Your idea would certainly work as it removes the need for the switchblades to flex, so there would be no strain on the soldered joints in normal operation. I had considered a similar approach based on cutting through the rails that form the switchblades near the crossing and making them into a separate pivoted assembly, as was done in the post-war scale permanent way. I might try out either, or both, these approaches in future. I am not sure they will be much easier or quicker to do than what I have done so far. Generally, the soldered joints securing the wing rails don’t break, certainly not the joints furthest from the crossing. So I have been reluctant to disturb these as they preserve the relative positions of the different running rails.
My approach to date has not been to alter the way the points operate, but to strengthen the soldered joints so (I hope) they are strong enough not to fail. Additionally, to introduce more flexibility into the connection between the tie bar and the point lever, so the switch blades are free to swing in an arc, rather than just move transversely across. The combination of reduced stresses from a more ‘natural’ flex and stronger joints should be durable, I feel. Come back to WT in 100 years time to find out!

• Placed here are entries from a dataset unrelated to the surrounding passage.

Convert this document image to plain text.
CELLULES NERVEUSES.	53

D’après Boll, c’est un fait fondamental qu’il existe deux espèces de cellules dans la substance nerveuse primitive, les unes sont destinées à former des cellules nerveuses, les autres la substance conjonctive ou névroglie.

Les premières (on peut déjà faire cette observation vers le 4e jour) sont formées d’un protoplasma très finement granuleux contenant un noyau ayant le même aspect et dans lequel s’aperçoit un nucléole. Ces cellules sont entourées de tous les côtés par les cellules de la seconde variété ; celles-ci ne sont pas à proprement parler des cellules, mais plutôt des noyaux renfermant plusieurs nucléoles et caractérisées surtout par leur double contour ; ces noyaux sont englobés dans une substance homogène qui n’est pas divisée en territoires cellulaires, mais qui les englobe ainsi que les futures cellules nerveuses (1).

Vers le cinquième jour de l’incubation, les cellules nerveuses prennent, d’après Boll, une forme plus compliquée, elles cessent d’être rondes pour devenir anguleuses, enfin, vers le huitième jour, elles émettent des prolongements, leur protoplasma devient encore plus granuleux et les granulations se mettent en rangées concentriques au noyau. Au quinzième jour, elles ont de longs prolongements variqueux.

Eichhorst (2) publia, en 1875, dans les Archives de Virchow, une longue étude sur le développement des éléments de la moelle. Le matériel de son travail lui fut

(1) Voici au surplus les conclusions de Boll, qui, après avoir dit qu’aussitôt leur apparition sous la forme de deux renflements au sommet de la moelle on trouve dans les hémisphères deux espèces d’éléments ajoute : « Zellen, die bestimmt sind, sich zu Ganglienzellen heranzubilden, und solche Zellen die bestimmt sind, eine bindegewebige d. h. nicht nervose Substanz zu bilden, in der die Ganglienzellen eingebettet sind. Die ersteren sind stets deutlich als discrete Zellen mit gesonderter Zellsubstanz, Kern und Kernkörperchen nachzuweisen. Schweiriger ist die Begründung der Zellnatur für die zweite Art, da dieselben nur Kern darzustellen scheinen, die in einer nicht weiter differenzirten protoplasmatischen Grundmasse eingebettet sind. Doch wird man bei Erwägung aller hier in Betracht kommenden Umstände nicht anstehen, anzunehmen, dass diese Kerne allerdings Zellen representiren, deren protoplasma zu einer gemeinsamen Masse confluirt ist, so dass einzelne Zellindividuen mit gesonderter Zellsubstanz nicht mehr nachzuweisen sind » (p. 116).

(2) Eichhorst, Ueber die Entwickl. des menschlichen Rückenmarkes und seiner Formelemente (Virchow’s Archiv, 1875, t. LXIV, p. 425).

I don’t think the original Lowko Track design is far off being OK for 3’ 2 1/4” radius points. Lowko track was also made in 2’ radius. The distance between the toe of the switch blades and the crossing is obviously far less in 2’ radius points and they are always broken. I have never seen a 2’ turnout with the soldered joints intact. (I was never going to be using such a small radius anyway, so not my problem). In 3’ 2 1/4” radius points with tinplate rails, joints at one or other end of the switchblades have usually failed. Not every time, either because the turnout has had little use or the soldered joint was particularly strong or the tinplate rail was particularly flexible. There is certainly some variation in the rails as to how ‘splayed’ the bottom webs are and this does seem to affect how easily the rails bend. Also the removal of one web from the rail to form the switchblade extends further from the toe in some points than others reflecting the hand-made construction. I have only three factory made Lowko Track points with brass rails. So, based on this very small sample, I would say soldered joints are less likely to fail with brass rails, no doubt because they bend more easily. I have never seen a factory made 4’ radius Lowko Track LH or RH turnout in 0 gauge (these were only listed pre-WW1). However, the ‘complete crossovers’ listed until production of Lowko Track ceased used two 4’ radius points. I have several of these but mostly very distressed and not repairable. It is difficult to distinguish between failed soldered joints due to flexing of the switchblades in use and the damage caused when granny stood on the crossover. My impression though is the extra length of the points in the crossovers reduces the strain on the soldered joints sufficiently for them mostly not to fail.
Based on the above, my conclusion is that a modest strengthening of the soldered joints plus some additional flexibility should be enough to allow 3’ 2 1/4” radius Lowko Track points to be used regularly and not break.